Num permanente paralelismo entre os anos da revolução e o presente, Marcelo defendeu que "o desafio dos jovens de 74 era muito nacional, concentrado em 3 objetivos: a paz em África, a democracia e o desenvolvimento. Mas o desafio dos jovens de 2019 é muito mais global e exigente na diversidade de fatores".

Os jovens de hoje querem "passos concretos, visíveis e mais rápidos" e os políticos devem saber responder-lhes, defendeu Marcelo. Em que questões? "Quando volta Portugal a querer ser uma sociedade a rejuvenescer? Pelos que nascem e pelos que vêm de fora?" - e fez questão de dizer por duas vezes esta última parte.
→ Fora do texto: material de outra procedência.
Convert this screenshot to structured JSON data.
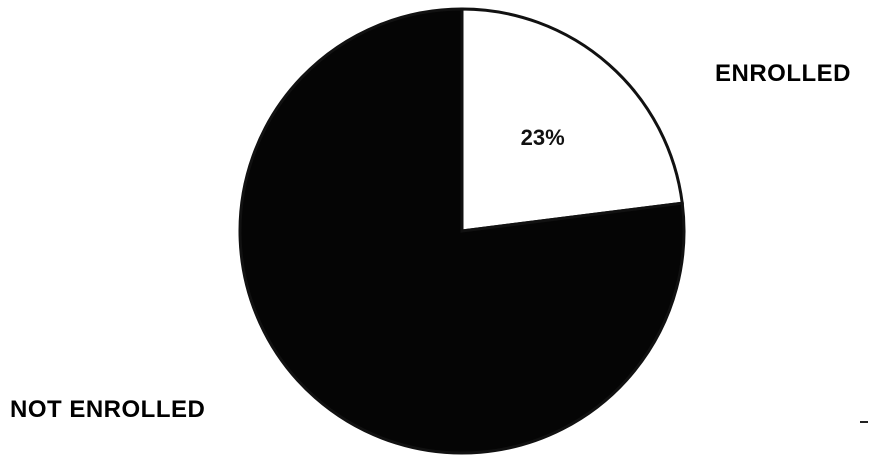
{
  "chart_data": {
    "type": "pie",
    "slices": [
      {
        "name": "ENROLLED",
        "value": 23,
        "label": "23%",
        "color": "#ffffff"
      },
      {
        "name": "NOT ENROLLED",
        "value": 77,
        "label": "",
        "color": "#050505"
      }
    ],
    "legend_placement": "outside, next to slices"
  }
}
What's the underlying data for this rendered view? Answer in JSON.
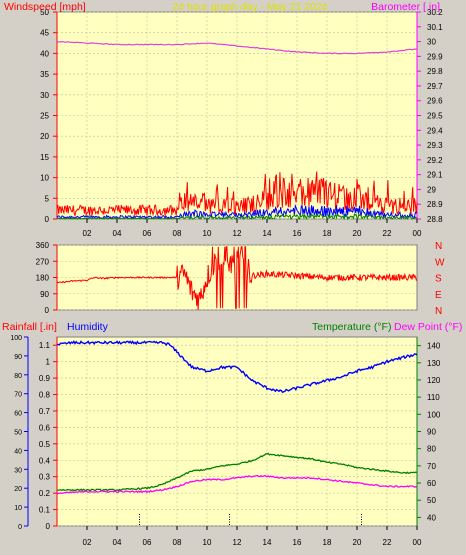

"Como esbater as desigualdades, entre pessoas, grupos e territórios - sublinho, territórios", prosseguiu o Presidente da República. Mais: "Como e quando antecipamos o que aí vem, no emprego e no trabalho, perante mutações que em cinco, dez anos, vão mudar os sistemas produtivos?".

E "quando e como conseguimos explicar aos menos jovens que há mesmo alterações climáticas, que há mesmo solidariedade intergeracional?", disse ainda Marcelo, sublinhando que estas questões não são "bizantinices".

Para Marcelo não basta acenar aos jovens de hoje com o que já existe. Eles querem um "mundo mais aberto, mais dialogante, mais multilateral" - "não contem com eles para passadas ou futuras clausuras" - e "querem-no em gestos diários, em vivências quotidianas". Têm uma "participação diversa, amiúde inorgânica, tantas vezes digital" na sociedade, e queixam-se, diz Marcelo, de não encontrar respostas no sistema político.

"A democracia tem de compreender" e saber dar resposta a esta exigência, sublinhou o chefe do Estado, destacando que isso não admite "clientelismos" ou "adiamentos crónicos face a problemas sociais".

"Parece um programa impossível? Talvez", referiu o chefe de Estado, mas para dizer que é de sonhos impossíveis que se faz a História. "A História de Portugal é a história de uma pátria que nasceu impossível, uma impossibilidade com quase 900 anos".

"Não vemos estes 45 anos como obra perfeita, acabada, mas reconhecemos que valeu a pena o passo fundador", disse Marcelo, acrescentando que "esperamos mais, muito mais da Europa e da comunidade de países falantes de língua portuguesa". E, como tem feito em praticamente todos os discursos do 25 de abril, desde o primeiro, em 2016, voltou a alertar contra "basismos ilusórios, sebastianismos de passados que não voltam, messianismos de messias impossíveis".

Cavaco ausente das comemorações

A ouvir Marcelo estiveram Ramalho Eanes e Jorge Sampaio, ambos acompanhados das respetivas mulheres, mas não Cavaco Silva, que faltou à sessão parlamentar solene comemorativa do 25 de abril.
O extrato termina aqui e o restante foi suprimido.